Awful leaders make uninformed decisions, are as transparent as mud, are unrelatable, and they waver.
As a leader, how do you explain to your people; your customers, employees, your tribe, that you have a view of something that they are not privy to? It happens often in any business. It is the leader's job to see out into the horizon and to use that view to safely steer the ship to its destination without running aground. How do you politely tell your people that "I see something you can't see and that is why we are moving in this direction?"
One of my favorite books on leadership is John F. Kennedy's Profiles in Courage. The entire book focuses on this very issue only on a political landscape. The lessons shared however parallel nicely into running a successful business. One of my favorite excerpts from this book was the story of Lucius Quintus Cincinnatus Lamar. Lamar represented Mississippi in the U.S. Senate from 1877-1885. Like the other political figures in the book, Lamar was honored by Kennedy for making, on at least three occasions, decisions on behalf of his people, that were contradictory to what his people believed they wanted. Lamar had that view of the horizon and he knew what was best for his constituents, even though the beliefs those constituents held were diabolically opposed to his own.
Lamar's political career almost ended when his constituents vehemently insisted that he vote in favor of the Bland Silver Bill which would allow for silver to be put into circulation as silver dollars. Lamar had studied all sides of the issue and he knew that he needed to vote against the Bill. His constituents were under pressure of hard times due to lack of money and he knew that many were depending on the overnight relief that this influx of silver seemed to offer. He knew that a financial reprieve would not come even if he did approve the Bill. He also knew that voting in favor of the Bill would add further strife between the North and South. It was for these reasons Lamar voted against the bill, and in the minds of his constituents, against them too.

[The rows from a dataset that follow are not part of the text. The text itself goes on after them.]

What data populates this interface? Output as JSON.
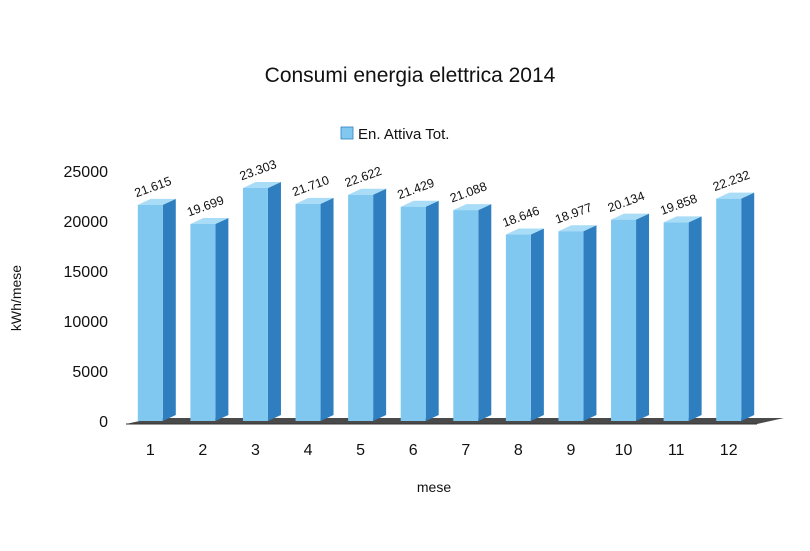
{
  "chart_data": {
    "type": "bar",
    "title": "Consumi energia elettrica 2014",
    "xlabel": "mese",
    "ylabel": "kWh/mese",
    "categories": [
      "1",
      "2",
      "3",
      "4",
      "5",
      "6",
      "7",
      "8",
      "9",
      "10",
      "11",
      "12"
    ],
    "series": [
      {
        "name": "En. Attiva Tot.",
        "values": [
          21615,
          19699,
          23303,
          21710,
          22622,
          21429,
          21088,
          18646,
          18977,
          20134,
          19858,
          22232
        ],
        "labels": [
          "21.615",
          "19.699",
          "23.303",
          "21.710",
          "22.622",
          "21.429",
          "21.088",
          "18.646",
          "18.977",
          "20.134",
          "19.858",
          "22.232"
        ]
      }
    ],
    "ylim": [
      0,
      25000
    ],
    "yticks": [
      "0",
      "5000",
      "10000",
      "15000",
      "20000",
      "25000"
    ],
    "grid": false,
    "legend_position": "top-center",
    "colors": {
      "bar_front": "#80c8f0",
      "bar_side": "#2f7fc0",
      "bar_top": "#a9dcf6",
      "floor": "#4a4a4a"
    }
  }
}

After the Bland Silver Bill was struck down, much in part to Lamar's deciding vote, Lamar had to start re-building trust with the people of Mississippi. In his bid for re-election, Lamar shared the following story about leadership from his days in the military:
"Lamar, in the company of other prominent military and civilian officers of the Confederacy, was on board a blockade runner making for Savannah harbor. Although the high-ranking officers after consultation had decided it was safe to go ahead, Lamar related, the Captain had sent Sailor Billy Summers to the top mast to look for Yankee gunboats in the harbor, and Billy said he had seen ten. That distinguished array of officers knew where the Yankee fleet was, and it was not in Savannah; and they told the Captain that Billy was wrong and the ship must proceed ahead. The Captain refused, insisting that while the officers knew a great deal more about military affairs, Billy Summers on the top mast with a powerful glass had a much better opportunity to judge the immediate situation at hand. It later developed that Billy was right, Lamar said, and if they had gone ahead they would have all been captured. And like Sailor Billy Summers, he did not claim to be wiser than the Mississippi Legislature. But he did believe that he was in a better position as a Member of the United States Senate to judge what was best for the interests of his constituents."
Lamar's lesson was clear and although his vote was unpopular, he was transparent in his reasoning. Lamar was re-elected to the Senate by an overwhelming majority.
Here is the lesson: As a leader, your decisions need not always be the popular ones. Make decisions based on your view from the top of the mast. Be transparent in your reasoning. Rally your people by finding a common story that they can relate to, like the story of Sailor Billy Summers. Last, but not least, hold strong.